Fourthly, I am still working on my book and would like more details about the workings of psychiatric hospitals and as well I'd like more personal case studies. So I'd look at it as going "undercover" in order to conduct research. Honestly. (my nose for journalism was honed through photography to where I'd do just about anything to get the shot, only now I'd do just about anything to get the story)

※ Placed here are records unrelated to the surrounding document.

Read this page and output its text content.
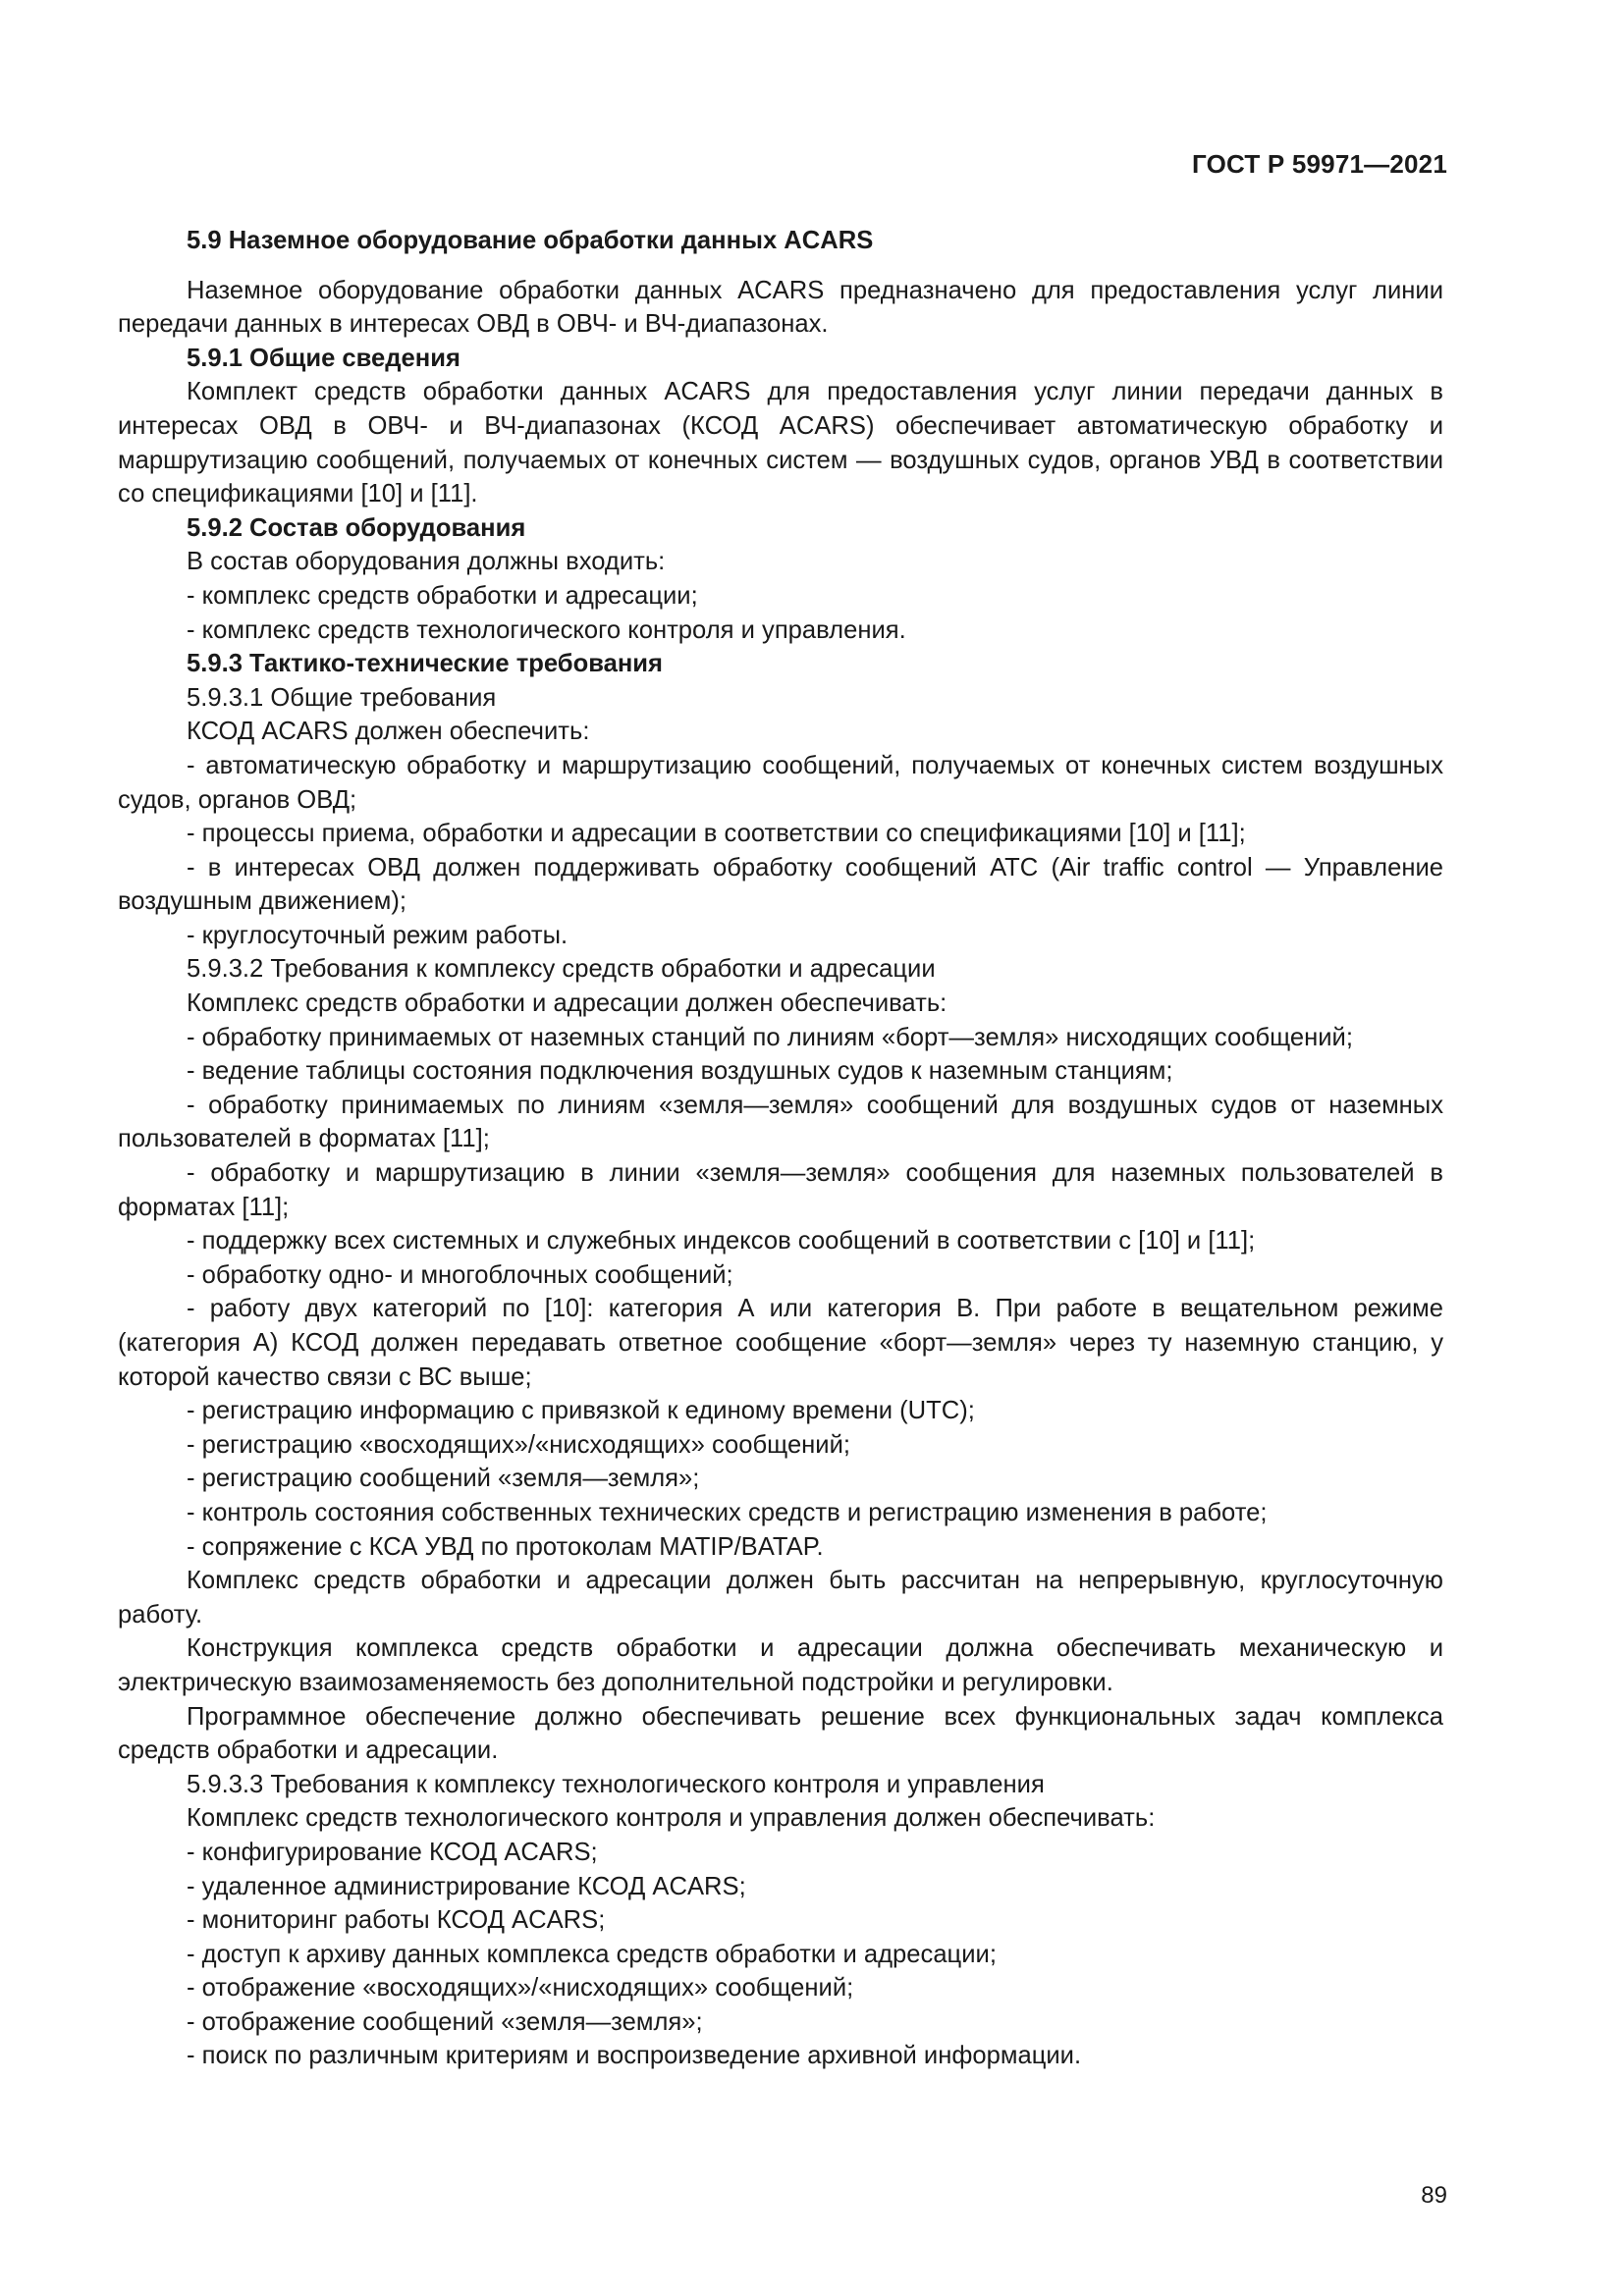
ГОСТ Р 59971—2021

5.9 Наземное оборудование обработки данных ACARS

Наземное оборудование обработки данных ACARS предназначено для предоставления услуг линии передачи данных в интересах ОВД в ОВЧ- и ВЧ-диапазонах.

5.9.1 Общие сведения

Комплект средств обработки данных ACARS для предоставления услуг линии передачи данных в интересах ОВД в ОВЧ- и ВЧ-диапазонах (КСОД ACARS) обеспечивает автоматическую обработку и маршрутизацию сообщений, получаемых от конечных систем — воздушных судов, органов УВД в соответствии со спецификациями [10] и [11].

5.9.2 Состав оборудования

В состав оборудования должны входить:

- комплекс средств обработки и адресации;

- комплекс средств технологического контроля и управления.

5.9.3 Тактико-технические требования

5.9.3.1 Общие требования

КСОД ACARS должен обеспечить:

- автоматическую обработку и маршрутизацию сообщений, получаемых от конечных систем воздушных судов, органов ОВД;

- процессы приема, обработки и адресации в соответствии со спецификациями [10] и [11];

- в интересах ОВД должен поддерживать обработку сообщений АТС (Air traffic control — Управление воздушным движением);

- круглосуточный режим работы.

5.9.3.2 Требования к комплексу средств обработки и адресации

Комплекс средств обработки и адресации должен обеспечивать:

- обработку принимаемых от наземных станций по линиям «борт—земля» нисходящих сообщений;

- ведение таблицы состояния подключения воздушных судов к наземным станциям;

- обработку принимаемых по линиям «земля—земля» сообщений для воздушных судов от наземных пользователей в форматах [11];

- обработку и маршрутизацию в линии «земля—земля» сообщения для наземных пользователей в форматах [11];

- поддержку всех системных и служебных индексов сообщений в соответствии с [10] и [11];

- обработку одно- и многоблочных сообщений;

- работу двух категорий по [10]: категория А или категория В. При работе в вещательном режиме (категория А) КСОД должен передавать ответное сообщение «борт—земля» через ту наземную станцию, у которой качество связи с ВС выше;

- регистрацию информацию с привязкой к единому времени (UTC);

- регистрацию «восходящих»/«нисходящих» сообщений;

- регистрацию сообщений «земля—земля»;

- контроль состояния собственных технических средств и регистрацию изменения в работе;

- сопряжение с КСА УВД по протоколам MATIP/BATAP.

Комплекс средств обработки и адресации должен быть рассчитан на непрерывную, круглосуточную работу.

Конструкция комплекса средств обработки и адресации должна обеспечивать механическую и электрическую взаимозаменяемость без дополнительной подстройки и регулировки.

Программное обеспечение должно обеспечивать решение всех функциональных задач комплекса средств обработки и адресации.

5.9.3.3 Требования к комплексу технологического контроля и управления

Комплекс средств технологического контроля и управления должен обеспечивать:

- конфигурирование КСОД ACARS;

- удаленное администрирование КСОД ACARS;

- мониторинг работы КСОД ACARS;

- доступ к архиву данных комплекса средств обработки и адресации;

- отображение «восходящих»/«нисходящих» сообщений;

- отображение сообщений «земля—земля»;

- поиск по различным критериям и воспроизведение архивной информации.

89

Fifthly, psychiatric hospitals in BC always provide on site social services. I hate bureaucracy with a passion and have been loathe to go to the local offices and deal with the distasteful process of getting on welfare (about which I have no choice but the shame and disgust is strong). The hospital makes this process much, much easier and more pain free. Furthermore, this may help better set me up long term with fewer hassles if I can score a long term disability pension out of it. I'd naturally prefer a proper career and income from that but at this point I have to accept the diminished possibility of that. My own mental state is not ready for it nor do I have any reason to believe that any opportunity is going to be afforded me any time soon. So I have do something to secure an income of some kind. Not only that but long term disability pays better than normal welfare and offers other better options as well. So to set up some sort of minimal financial security this is my best - and only - bet.

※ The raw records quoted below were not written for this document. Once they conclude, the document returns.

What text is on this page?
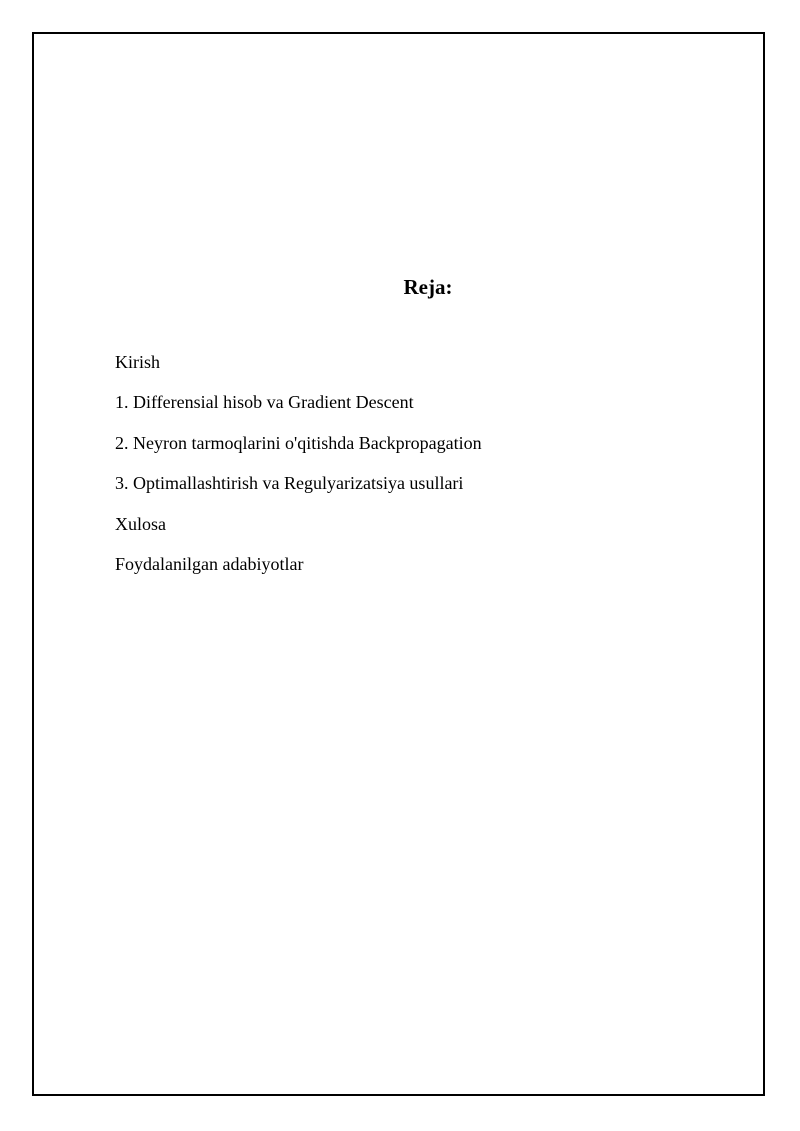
Reja:
Kirish
1. Differensial hisob va Gradient Descent
2. Neyron tarmoqlarini o'qitishda Backpropagation
3. Optimallashtirish va Regulyarizatsiya usullari
Xulosa
Foydalanilgan adabiyotlar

Sixthly, I'd like another shot at some psychiatrists. My dear readers here have no idea just how well read I am on the human brain, mental health issues and psychiatric medications. Suffice to say that I relish the chance to go toe to toe with the people who so readily and haphazardly attempt to treat the incomprehensibly complex human mind with their simple medications. They'll find me "troublesome" let's just say (and you have no idea just how troublesome I can be). I have, as one example, gone toe to toe with a neuroscientist on this - and won. He was - and I do believe the past tense is correct here - a strong proponent of the chemical imbalance theory of depression and the ability of SSRI anti-depressants to "correct" these "imbalances". We were discussing it (online) and to support his case he sent me some very recent research papers on it. I picked the papers apart and destroyed his position. This caught the attention of another neuroscientist who was reading along (and who I'll introduce later) who's been a very strong ally and research partner of mine ever since. So believe me, not only will I relish this, I'll be well armed. I'll find it highly entertaining. Trust me.

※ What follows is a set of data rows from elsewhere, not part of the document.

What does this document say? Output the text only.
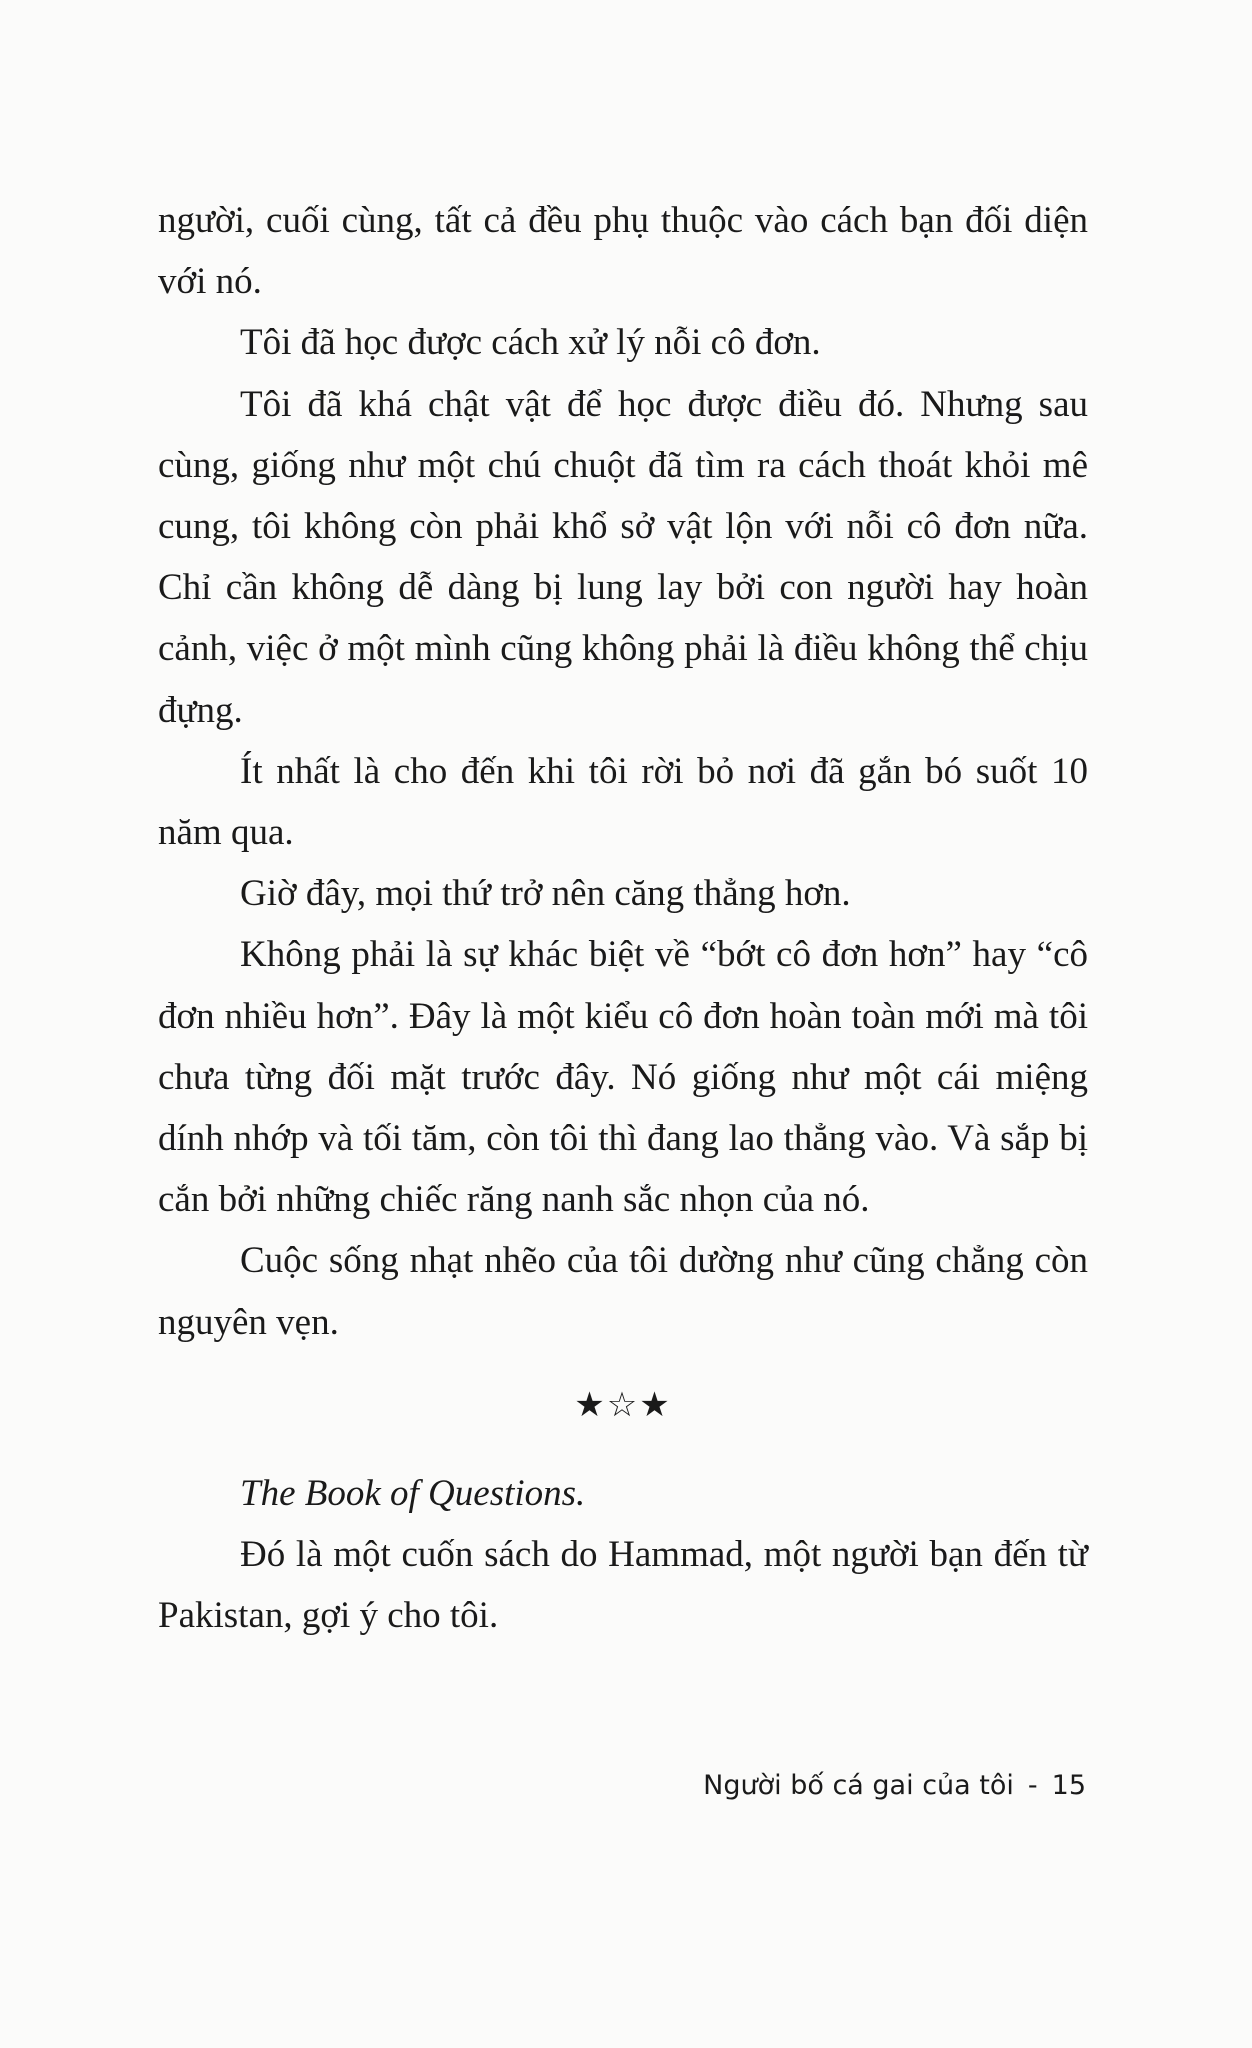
người, cuối cùng, tất cả đều phụ thuộc vào cách bạn đối diện với nó.

Tôi đã học được cách xử lý nỗi cô đơn.

Tôi đã khá chật vật để học được điều đó. Nhưng sau cùng, giống như một chú chuột đã tìm ra cách thoát khỏi mê cung, tôi không còn phải khổ sở vật lộn với nỗi cô đơn nữa. Chỉ cần không dễ dàng bị lung lay bởi con người hay hoàn cảnh, việc ở một mình cũng không phải là điều không thể chịu đựng.

Ít nhất là cho đến khi tôi rời bỏ nơi đã gắn bó suốt 10 năm qua.

Giờ đây, mọi thứ trở nên căng thẳng hơn.

Không phải là sự khác biệt về “bớt cô đơn hơn” hay “cô đơn nhiều hơn”. Đây là một kiểu cô đơn hoàn toàn mới mà tôi chưa từng đối mặt trước đây. Nó giống như một cái miệng dính nhớp và tối tăm, còn tôi thì đang lao thẳng vào. Và sắp bị cắn bởi những chiếc răng nanh sắc nhọn của nó.

Cuộc sống nhạt nhẽo của tôi dường như cũng chẳng còn nguyên vẹn.

★☆★

The Book of Questions.

Đó là một cuốn sách do Hammad, một người bạn đến từ Pakistan, gợi ý cho tôi.

Người bố cá gai của tôi - 15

So if I can get in, I'll just game the system for as long as I can. I'll have a place to sleep and stay, I'll have my books to study. I'll have good old fashioned ring binder note books in which to write, pretty much everything I'd hoped to have as I described in No Fixed Address, albeit with less freedom, except I'll have research to conduct and peers to hang out with. It's merely a sacrifice of freedom for security and safety. Not ideal but better than the alternative. As far as the dangers of having to go back on medications go, I'm a pretty crafty old hand at the psychiatric hospital game and have more than a trick or two up my sleeves. Worst case scenario is that I may have to take a mild dose of lithium which is probably the least harmful of their brain toxins, something which I'll be able to handle for a short period.